Many studies have pointed to the link between climate change and the outbreak of the Arab revolutions. “The Arab Spring and Climate Change” published in 2013 by the Centre for Climate and Security in Washington, says it was the failure of governments to meet their citizens’ basic needs, address climatic issues like droughts, desertification, and power shortages that led many people to take part in the political protests of the Arab Spring. This case situation provides a textbook example of what analysts mean when they talk of complex causality and the role of climate change as a “threat multiplier.”

3) Climate change may lead to tremendous migration crises

Climate change can and will increase refugee situations. Shifting rainfall patterns, spreading desertification and falling agricultural productivity are likely to undermine rural livelihoods, worsen job prospects in rural areas and accelerate the migration to urban areas. This could strain services in cities and lead to increased resentment of existing refugee populations.

Large-scale migrations will increase tensions locally, such as by intensifying the struggle for livelihoods and altering political power configurations. South Sudan is an unfortunate illustration. That’s because famine has swept across the country, bringing food insecurity to millions of people.

The famine was predominantly the result of mismanagement stemming from the lasting effects of the 2013 civil war, but it was abetted by below average rainfall that dried up parts of the country’s agricultural areas. This instability, meanwhile, fanned conflict as a mass exodus unfolds, putting rival ethnic groups in close proximity to one another.

4) Perceptions of resources shrinking as a result of climate change could increase the militarization of strategic natural resources

The allocations of resources falling in absolute terms as a result of climate change and in relative terms as a result of population growth and increased demand could become increasingly tense.

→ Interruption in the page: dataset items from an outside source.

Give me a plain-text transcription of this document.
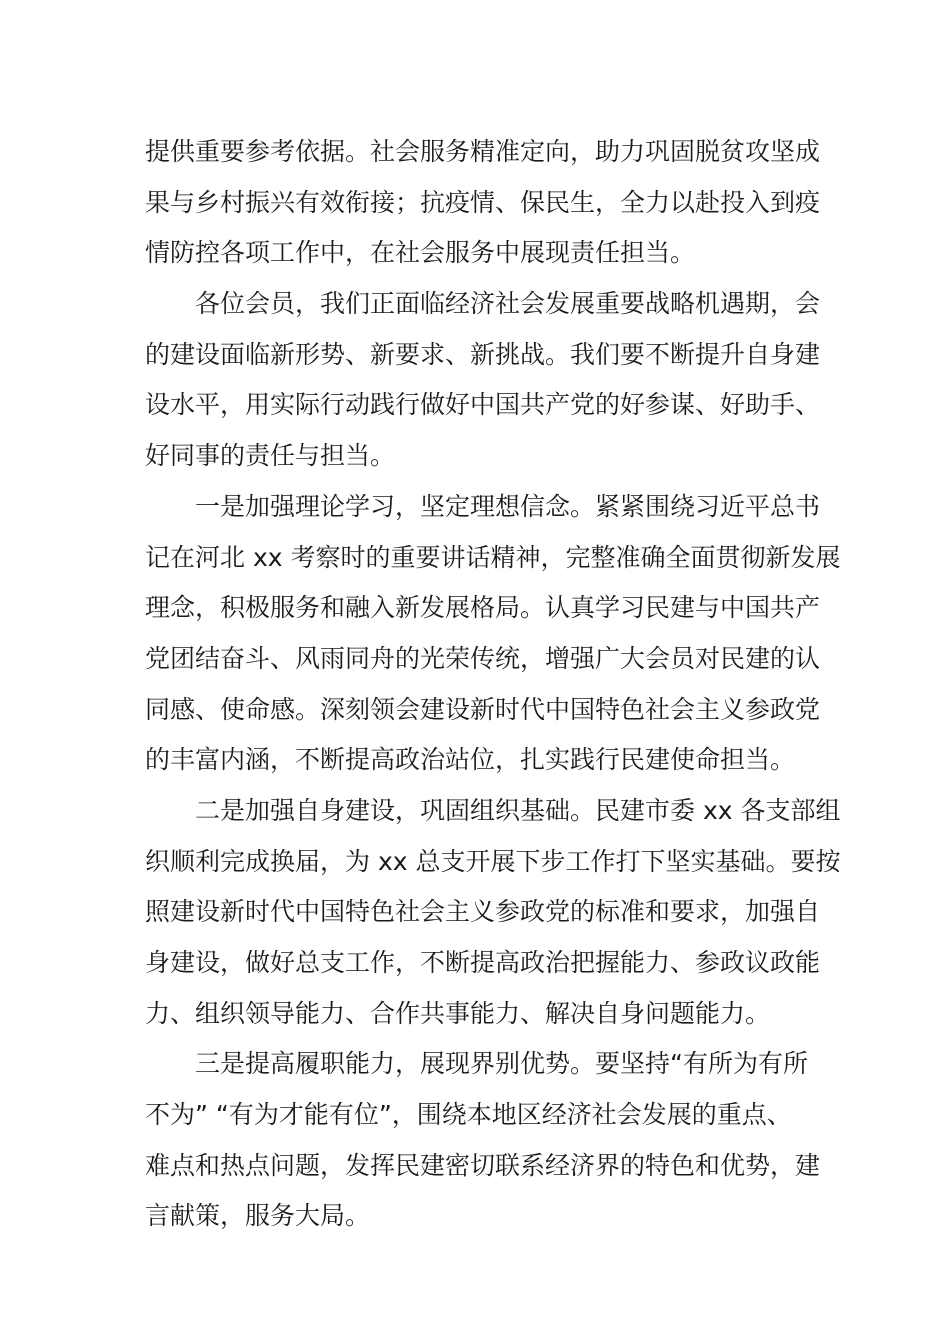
提供重要参考依据。社会服务精准定向，助力巩固脱贫攻坚成
果与乡村振兴有效衔接；抗疫情、保民生，全力以赴投入到疫
情防控各项工作中，在社会服务中展现责任担当。
各位会员，我们正面临经济社会发展重要战略机遇期，会
的建设面临新形势、新要求、新挑战。我们要不断提升自身建
设水平，用实际行动践行做好中国共产党的好参谋、好助手、
好同事的责任与担当。
一是加强理论学习，坚定理想信念。紧紧围绕习近平总书
记在河北 xx 考察时的重要讲话精神，完整准确全面贯彻新发展
理念，积极服务和融入新发展格局。认真学习民建与中国共产
党团结奋斗、风雨同舟的光荣传统，增强广大会员对民建的认
同感、使命感。深刻领会建设新时代中国特色社会主义参政党
的丰富内涵，不断提高政治站位，扎实践行民建使命担当。
二是加强自身建设，巩固组织基础。民建市委 xx 各支部组
织顺利完成换届，为 xx 总支开展下步工作打下坚实基础。要按
照建设新时代中国特色社会主义参政党的标准和要求，加强自
身建设，做好总支工作，不断提高政治把握能力、参政议政能
力、组织领导能力、合作共事能力、解决自身问题能力。
三是提高履职能力，展现界别优势。要坚持“有所为有所
不为” “有为才能有位”，围绕本地区经济社会发展的重点、
难点和热点问题，发挥民建密切联系经济界的特色和优势，建
言献策，服务大局。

Control over them may become perceived as an increasingly key dimension of national security, and resource scarcity could be a pretext for their greater militarization. For instance, King (2017) points out that in 2011, Somalia was hit by regional droughts that have been linked to climate change. During this time, as King notes, jihadist fundamentalist group “Al-Shabaab changed its traditional guerilla tactics and started to cut off liberated cities from their water sources so that they could demonstrate at least some kind of power and presence.

Seen in this light, adaptation to the effects of climate change can be a part of peacebuilding and peacebuilding is a way of increasing adaptive capacity. But between predicting (the effects of climate change) and preparing, there is still a long way to go. Strong international efforts in reducing the effects of climate change therefore, is undoubtedly a means of promoting global peace and sustainable development.